В день нашего последнего прощания мама сняла со своей шеи серебряный кулон в форме сердца на такой длинной цепочке, что он возле пупка болтается. Я знала его историю с детства, он тоже достался ей от матери, туда непременно надо вставлять фотографии людей, по которым очень скучаешь. Фотографии заменяют их присутствие. И действительно, когда я тереблю этот кулон незаметно ото всех, мне кажется, что родители где-то совсем рядом.

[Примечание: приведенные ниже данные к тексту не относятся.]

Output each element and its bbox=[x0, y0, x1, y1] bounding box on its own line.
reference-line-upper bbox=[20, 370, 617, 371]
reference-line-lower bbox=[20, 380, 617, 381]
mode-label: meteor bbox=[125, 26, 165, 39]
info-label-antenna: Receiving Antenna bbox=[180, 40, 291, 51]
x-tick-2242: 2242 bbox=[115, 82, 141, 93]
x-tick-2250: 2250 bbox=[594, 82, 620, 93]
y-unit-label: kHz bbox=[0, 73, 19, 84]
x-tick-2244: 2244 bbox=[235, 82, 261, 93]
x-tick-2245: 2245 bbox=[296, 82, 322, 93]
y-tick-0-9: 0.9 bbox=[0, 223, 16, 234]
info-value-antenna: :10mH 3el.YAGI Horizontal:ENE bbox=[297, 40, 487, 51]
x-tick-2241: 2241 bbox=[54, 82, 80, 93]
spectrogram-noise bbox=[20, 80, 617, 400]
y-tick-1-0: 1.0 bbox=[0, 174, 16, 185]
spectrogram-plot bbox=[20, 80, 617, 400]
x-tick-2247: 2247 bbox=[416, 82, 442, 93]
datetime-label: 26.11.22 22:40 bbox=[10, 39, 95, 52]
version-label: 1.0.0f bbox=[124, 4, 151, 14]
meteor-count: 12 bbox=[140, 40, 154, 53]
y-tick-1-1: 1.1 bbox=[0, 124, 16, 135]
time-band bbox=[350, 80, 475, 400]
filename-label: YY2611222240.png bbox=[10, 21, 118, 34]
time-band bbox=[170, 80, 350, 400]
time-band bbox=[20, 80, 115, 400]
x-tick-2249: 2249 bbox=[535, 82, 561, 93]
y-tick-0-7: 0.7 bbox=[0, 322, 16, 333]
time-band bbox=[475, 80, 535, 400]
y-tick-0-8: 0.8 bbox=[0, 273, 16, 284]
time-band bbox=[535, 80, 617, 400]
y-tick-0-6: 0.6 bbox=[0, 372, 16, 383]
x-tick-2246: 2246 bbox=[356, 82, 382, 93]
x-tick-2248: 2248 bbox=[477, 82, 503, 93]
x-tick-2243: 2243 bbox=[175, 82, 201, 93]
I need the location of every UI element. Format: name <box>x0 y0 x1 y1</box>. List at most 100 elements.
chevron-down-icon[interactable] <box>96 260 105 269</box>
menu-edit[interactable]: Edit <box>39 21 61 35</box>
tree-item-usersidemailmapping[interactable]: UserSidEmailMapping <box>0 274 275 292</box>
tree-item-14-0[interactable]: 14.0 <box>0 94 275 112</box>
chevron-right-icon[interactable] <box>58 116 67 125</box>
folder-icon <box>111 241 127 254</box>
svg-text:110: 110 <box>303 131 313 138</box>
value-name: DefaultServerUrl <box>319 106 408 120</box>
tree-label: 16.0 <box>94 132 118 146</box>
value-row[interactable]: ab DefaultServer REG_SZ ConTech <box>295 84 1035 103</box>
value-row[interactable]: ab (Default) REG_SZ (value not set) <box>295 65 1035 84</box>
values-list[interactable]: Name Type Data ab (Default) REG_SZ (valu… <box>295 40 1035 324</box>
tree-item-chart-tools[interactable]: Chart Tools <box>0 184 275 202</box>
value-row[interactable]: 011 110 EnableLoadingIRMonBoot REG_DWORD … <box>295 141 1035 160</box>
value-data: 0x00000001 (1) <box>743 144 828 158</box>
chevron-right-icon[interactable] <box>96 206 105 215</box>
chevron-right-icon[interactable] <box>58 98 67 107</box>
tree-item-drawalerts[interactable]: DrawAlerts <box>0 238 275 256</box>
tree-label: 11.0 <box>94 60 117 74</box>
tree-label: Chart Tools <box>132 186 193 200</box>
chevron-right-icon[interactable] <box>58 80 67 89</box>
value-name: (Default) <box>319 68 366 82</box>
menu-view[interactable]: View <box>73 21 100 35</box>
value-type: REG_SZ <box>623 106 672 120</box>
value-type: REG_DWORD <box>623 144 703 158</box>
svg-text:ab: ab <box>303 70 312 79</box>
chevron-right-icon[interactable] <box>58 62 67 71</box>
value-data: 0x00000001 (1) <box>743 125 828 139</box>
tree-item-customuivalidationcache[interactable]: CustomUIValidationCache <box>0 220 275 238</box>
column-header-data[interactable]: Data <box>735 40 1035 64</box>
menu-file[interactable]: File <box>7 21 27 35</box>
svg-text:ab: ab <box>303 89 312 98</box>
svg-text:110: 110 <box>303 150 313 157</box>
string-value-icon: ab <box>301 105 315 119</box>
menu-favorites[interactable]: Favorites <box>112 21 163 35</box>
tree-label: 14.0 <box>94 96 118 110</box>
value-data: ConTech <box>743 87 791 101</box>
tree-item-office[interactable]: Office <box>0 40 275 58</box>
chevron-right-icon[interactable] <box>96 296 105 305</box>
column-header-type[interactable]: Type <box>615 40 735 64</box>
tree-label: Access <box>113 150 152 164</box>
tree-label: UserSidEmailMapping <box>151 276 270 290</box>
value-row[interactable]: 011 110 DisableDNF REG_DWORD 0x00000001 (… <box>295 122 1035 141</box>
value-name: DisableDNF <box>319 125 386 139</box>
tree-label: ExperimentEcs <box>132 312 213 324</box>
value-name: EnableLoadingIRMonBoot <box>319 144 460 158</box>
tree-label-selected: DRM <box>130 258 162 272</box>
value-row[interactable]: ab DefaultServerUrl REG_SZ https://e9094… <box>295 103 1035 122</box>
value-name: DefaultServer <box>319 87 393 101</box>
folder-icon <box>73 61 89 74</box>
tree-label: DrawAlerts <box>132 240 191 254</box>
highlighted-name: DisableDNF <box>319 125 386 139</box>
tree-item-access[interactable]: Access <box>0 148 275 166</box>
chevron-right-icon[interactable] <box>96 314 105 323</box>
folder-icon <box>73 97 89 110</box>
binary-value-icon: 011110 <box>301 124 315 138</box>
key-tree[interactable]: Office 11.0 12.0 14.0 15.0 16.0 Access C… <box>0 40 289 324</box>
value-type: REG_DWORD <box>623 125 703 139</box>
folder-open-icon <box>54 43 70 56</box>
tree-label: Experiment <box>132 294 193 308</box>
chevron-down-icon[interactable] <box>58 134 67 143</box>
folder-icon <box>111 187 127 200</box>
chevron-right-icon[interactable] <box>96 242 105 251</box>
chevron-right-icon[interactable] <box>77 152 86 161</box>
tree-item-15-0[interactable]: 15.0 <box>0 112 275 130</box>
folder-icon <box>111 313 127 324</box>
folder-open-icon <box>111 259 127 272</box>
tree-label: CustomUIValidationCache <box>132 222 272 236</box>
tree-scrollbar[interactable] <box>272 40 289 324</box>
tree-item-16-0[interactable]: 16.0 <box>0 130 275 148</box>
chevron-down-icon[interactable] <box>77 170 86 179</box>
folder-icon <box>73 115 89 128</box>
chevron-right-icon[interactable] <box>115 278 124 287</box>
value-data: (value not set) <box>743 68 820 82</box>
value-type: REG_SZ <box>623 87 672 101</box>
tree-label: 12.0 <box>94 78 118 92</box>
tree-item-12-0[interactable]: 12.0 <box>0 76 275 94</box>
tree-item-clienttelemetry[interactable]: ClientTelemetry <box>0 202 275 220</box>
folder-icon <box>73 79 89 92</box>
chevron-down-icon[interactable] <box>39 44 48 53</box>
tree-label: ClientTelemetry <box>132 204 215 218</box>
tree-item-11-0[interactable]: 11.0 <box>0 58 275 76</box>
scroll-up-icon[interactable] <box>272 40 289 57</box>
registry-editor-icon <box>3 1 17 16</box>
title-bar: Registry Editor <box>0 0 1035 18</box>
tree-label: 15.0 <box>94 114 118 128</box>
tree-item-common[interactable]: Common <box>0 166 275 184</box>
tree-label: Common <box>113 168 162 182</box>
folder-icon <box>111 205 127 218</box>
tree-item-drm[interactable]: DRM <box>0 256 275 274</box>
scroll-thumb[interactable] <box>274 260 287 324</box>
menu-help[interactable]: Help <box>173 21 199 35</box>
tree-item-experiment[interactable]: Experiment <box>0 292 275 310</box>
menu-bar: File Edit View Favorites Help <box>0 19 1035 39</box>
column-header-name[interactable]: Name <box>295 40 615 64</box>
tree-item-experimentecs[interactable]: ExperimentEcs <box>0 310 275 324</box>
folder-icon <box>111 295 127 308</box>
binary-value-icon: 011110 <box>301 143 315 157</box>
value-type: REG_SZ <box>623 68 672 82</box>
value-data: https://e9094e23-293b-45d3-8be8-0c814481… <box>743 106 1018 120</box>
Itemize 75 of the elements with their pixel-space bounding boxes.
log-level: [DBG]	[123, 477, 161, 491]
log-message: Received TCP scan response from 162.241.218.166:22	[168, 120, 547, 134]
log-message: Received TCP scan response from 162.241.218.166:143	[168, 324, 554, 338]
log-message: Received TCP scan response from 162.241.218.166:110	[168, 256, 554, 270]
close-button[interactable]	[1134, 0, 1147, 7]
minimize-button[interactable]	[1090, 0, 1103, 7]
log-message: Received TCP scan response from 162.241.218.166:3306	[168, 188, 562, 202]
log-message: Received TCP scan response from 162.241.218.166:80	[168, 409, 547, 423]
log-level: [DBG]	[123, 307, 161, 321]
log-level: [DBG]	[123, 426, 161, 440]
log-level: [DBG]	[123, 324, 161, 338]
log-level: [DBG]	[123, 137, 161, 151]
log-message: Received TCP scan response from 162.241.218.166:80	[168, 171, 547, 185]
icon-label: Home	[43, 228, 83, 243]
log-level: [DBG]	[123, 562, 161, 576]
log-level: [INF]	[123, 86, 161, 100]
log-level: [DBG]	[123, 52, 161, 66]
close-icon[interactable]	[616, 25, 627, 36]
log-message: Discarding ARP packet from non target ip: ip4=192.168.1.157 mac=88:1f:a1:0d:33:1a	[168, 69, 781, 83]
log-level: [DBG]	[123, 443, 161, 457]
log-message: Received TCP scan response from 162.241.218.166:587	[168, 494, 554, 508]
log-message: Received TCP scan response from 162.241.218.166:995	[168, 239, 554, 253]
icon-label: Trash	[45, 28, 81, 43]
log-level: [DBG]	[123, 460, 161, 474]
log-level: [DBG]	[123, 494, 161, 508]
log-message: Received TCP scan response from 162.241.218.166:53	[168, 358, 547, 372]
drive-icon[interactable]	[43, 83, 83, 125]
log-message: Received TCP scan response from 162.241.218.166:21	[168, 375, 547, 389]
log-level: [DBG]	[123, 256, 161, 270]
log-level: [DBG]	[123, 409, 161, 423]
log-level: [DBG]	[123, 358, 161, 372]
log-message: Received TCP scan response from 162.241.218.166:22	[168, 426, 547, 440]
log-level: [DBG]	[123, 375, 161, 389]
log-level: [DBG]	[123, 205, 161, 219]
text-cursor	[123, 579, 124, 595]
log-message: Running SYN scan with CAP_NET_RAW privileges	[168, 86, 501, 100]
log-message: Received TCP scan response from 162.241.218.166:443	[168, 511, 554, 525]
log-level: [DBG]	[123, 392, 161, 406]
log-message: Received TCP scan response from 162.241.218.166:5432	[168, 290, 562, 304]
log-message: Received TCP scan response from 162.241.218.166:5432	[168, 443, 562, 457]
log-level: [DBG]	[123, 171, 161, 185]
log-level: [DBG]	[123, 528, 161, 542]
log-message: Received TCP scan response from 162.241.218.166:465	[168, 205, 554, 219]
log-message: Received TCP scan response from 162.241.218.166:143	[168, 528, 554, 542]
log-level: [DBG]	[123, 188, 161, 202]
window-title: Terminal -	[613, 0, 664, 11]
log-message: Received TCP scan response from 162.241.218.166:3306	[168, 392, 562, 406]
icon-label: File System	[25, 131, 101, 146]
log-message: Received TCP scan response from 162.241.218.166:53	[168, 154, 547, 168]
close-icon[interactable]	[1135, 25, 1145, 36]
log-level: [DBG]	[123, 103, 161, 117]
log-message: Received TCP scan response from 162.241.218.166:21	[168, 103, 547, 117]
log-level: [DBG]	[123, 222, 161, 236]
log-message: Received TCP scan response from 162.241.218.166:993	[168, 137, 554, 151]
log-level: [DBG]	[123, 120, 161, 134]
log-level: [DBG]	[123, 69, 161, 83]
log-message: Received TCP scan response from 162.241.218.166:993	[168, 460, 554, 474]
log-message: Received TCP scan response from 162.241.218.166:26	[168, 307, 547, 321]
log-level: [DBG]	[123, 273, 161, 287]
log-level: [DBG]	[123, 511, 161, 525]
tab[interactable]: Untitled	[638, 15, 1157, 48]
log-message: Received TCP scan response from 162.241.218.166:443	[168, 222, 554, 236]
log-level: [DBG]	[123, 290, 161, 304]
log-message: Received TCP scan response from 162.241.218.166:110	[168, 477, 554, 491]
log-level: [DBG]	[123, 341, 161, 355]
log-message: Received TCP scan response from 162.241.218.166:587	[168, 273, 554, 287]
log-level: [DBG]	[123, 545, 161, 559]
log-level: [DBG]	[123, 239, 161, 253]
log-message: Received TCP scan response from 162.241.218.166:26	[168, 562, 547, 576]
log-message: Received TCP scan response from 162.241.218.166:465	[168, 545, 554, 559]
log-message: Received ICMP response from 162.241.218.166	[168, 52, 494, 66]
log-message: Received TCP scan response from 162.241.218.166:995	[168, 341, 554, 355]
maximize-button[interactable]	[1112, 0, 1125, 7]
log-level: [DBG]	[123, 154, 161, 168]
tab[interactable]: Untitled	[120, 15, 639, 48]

– Я вернусь за ним! Обещаю! – сказала мама.
А потом сняла с шеи отца похожий кулон и повесила его на шею Томасу.
Обещанию не суждено было сбыться. Уже позже я поняла: она знала, что они не вернутся. Потому что в кулоне были их фотографии. Они заменили их перед экспедицией.
Через три дня Томас стал моим опекуном. Через семь лет мой брат умер. А еще через восемь лет смерть пришла и за мной.
Этой ночью впервые мои привычные кошмары, где меня загрызает толпа зараженных, сменились на сновидения про родителей. Может, это потому, что я пережила свой кошмар наяву?
Меня загрызли зараженные.
Я открыла глаза и не узнала помещение. Мозг медленно выходил из потустороннего мира, неторопливо врубая один отдел за вторым, как разгоняющийся компьютер. Вот врубился зрительный отдел, вот слуховой, вот я уже ощущаю мерзкий вкус во рту, как будто где-то в глотке повторно сдохло нечто уже мертвое. Вот частично загрузилась память, и я наконец начинаю соображать.
Первый факт, который удивил меня после осознания, что я нахожусь в непонятном месте, это факт того, что это непонятное место необычайно светлое. Я тяжело перевернулась на бок, все тело болело так, словно меня раскатали в лист, а потом встряхнули, как в дурацком мультфильме. Мой взгляд упал на огромное окно в стене справа, а за стеклом я увидела солнце.
Тут же инстинкт самосохранения дозагрузил компьютер в мозгу со скоростью света. От кричащего факта того, что я на поверхности, я резко села, как ужаленная. И тут же режущая боль пронзила шею и плечо с правой стороны. Я рефлекторно прижала ладонь к больному месту и к своему удивлению нащупала там повязку. Запах спирта добавил образ последним штрихом, и мозг озарила догадка.
Меня кто-то спас.
Так, давайте по порядку.
Я помню, как зараженные напали на деревню. Помню, как очнулась на снегу и чуть в штаны не наложила от восстающих вокруг трупов. А потом произошло нечто, не поддающееся логике: зараженные оставили меня в живых. Они оббегали меня, как поток реки обтекает торчащий из воды камень. Я осталась одна без связи и помощи, а потому побрела в сторону базы. Дальше память обрывается.